Since Superchief noted in post #5 that about half of the old building is weeks owners, that means that Crystal Shores opened prior to the DC Points Program inception. They had already sold about half of that building as weeks when the Points program started. Therefore, the only inventory that a weeks owner is entitled to occupy/use - at any resort - is that which was sold as weeks. After the Trust was created, no new weeks were sold and any unsold and/or new-build/acquired weeks deeded over to the Trust. Now Trust owners have rights to use those weeks, not weeks owners. So it is, in fact, very fair. Weeks owners have full legal access to weeks inventory and Trust owners have full legal access to Trust inventory. The only way for a weeks-only owner to get access to Trust inventory is if Marriott Vacations opts to deposit some portion of their Trust inventory into Interval International.
Think of it as basically two separate resorts under one roof - one, a resort made up of weeks owners; and two, a resort owned 100% by the MVC Trust. At Crystal Shores, the new buildings are adding inventory to the Trust resort. The old weeks resort quit growing in June 2010, and has almost certainly been shrinking since, due to foreclosures, ROFR, and repurchases that MVC exercises to transfer into the Trust.
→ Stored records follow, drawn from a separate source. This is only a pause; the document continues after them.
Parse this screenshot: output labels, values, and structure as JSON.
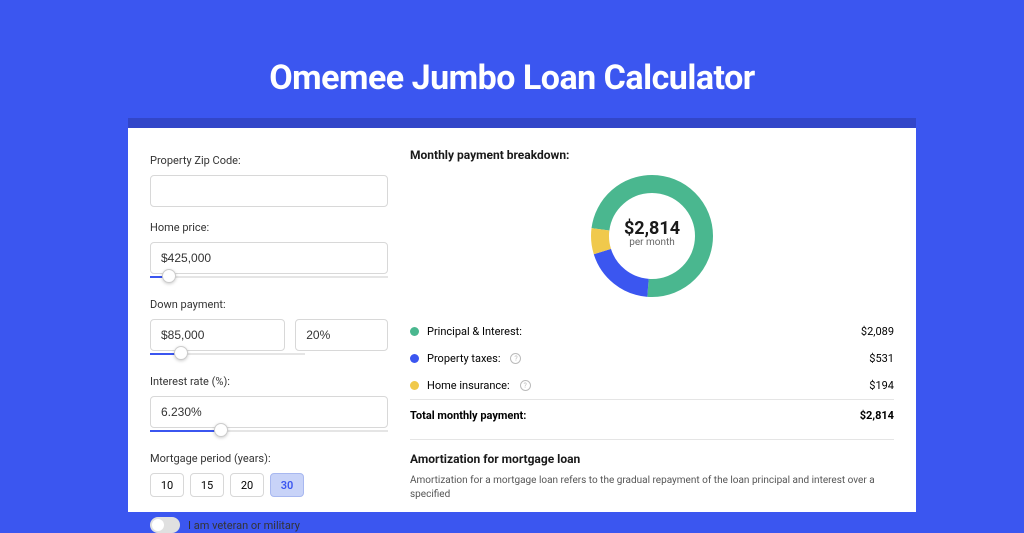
{
  "page": {
    "title": "Omemee Jumbo Loan Calculator",
    "background_color": "#3b56f0",
    "card_wrap_color": "#3246c9",
    "card_color": "#ffffff"
  },
  "form": {
    "zip": {
      "label": "Property Zip Code:",
      "value": ""
    },
    "home_price": {
      "label": "Home price:",
      "value": "$425,000",
      "slider_fill_pct": 8
    },
    "down_payment": {
      "label": "Down payment:",
      "amount": "$85,000",
      "percent": "20%",
      "slider_fill_pct": 20
    },
    "interest_rate": {
      "label": "Interest rate (%):",
      "value": "6.230%",
      "slider_fill_pct": 30
    },
    "mortgage_period": {
      "label": "Mortgage period (years):",
      "options": [
        "10",
        "15",
        "20",
        "30"
      ],
      "selected": "30"
    },
    "veteran": {
      "label": "I am veteran or military",
      "on": false
    }
  },
  "breakdown": {
    "header": "Monthly payment breakdown:",
    "donut": {
      "center_amount": "$2,814",
      "center_sub": "per month",
      "segments": [
        {
          "name": "principal_interest",
          "color": "#4ab78f",
          "fraction": 0.742
        },
        {
          "name": "property_taxes",
          "color": "#3b56f0",
          "fraction": 0.189
        },
        {
          "name": "home_insurance",
          "color": "#f0c94c",
          "fraction": 0.069
        }
      ],
      "stroke_width": 18,
      "radius": 52,
      "size": 128
    },
    "items": [
      {
        "label": "Principal & Interest:",
        "color": "#4ab78f",
        "value": "$2,089",
        "info": false
      },
      {
        "label": "Property taxes:",
        "color": "#3b56f0",
        "value": "$531",
        "info": true
      },
      {
        "label": "Home insurance:",
        "color": "#f0c94c",
        "value": "$194",
        "info": true
      }
    ],
    "total": {
      "label": "Total monthly payment:",
      "value": "$2,814"
    }
  },
  "amortization": {
    "title": "Amortization for mortgage loan",
    "text": "Amortization for a mortgage loan refers to the gradual repayment of the loan principal and interest over a specified"
  }
}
It's also similar to the old legacy timeshares in some other non-Marriott systems where two developers operate units within the same complex. Maybe Developer A started development of the resort, but then sold undeveloped property and/or unsold units to Developer B. People who purchased from Developer B do not have rights to occupy/use/trade units that were part of Developer A's units that share the same property.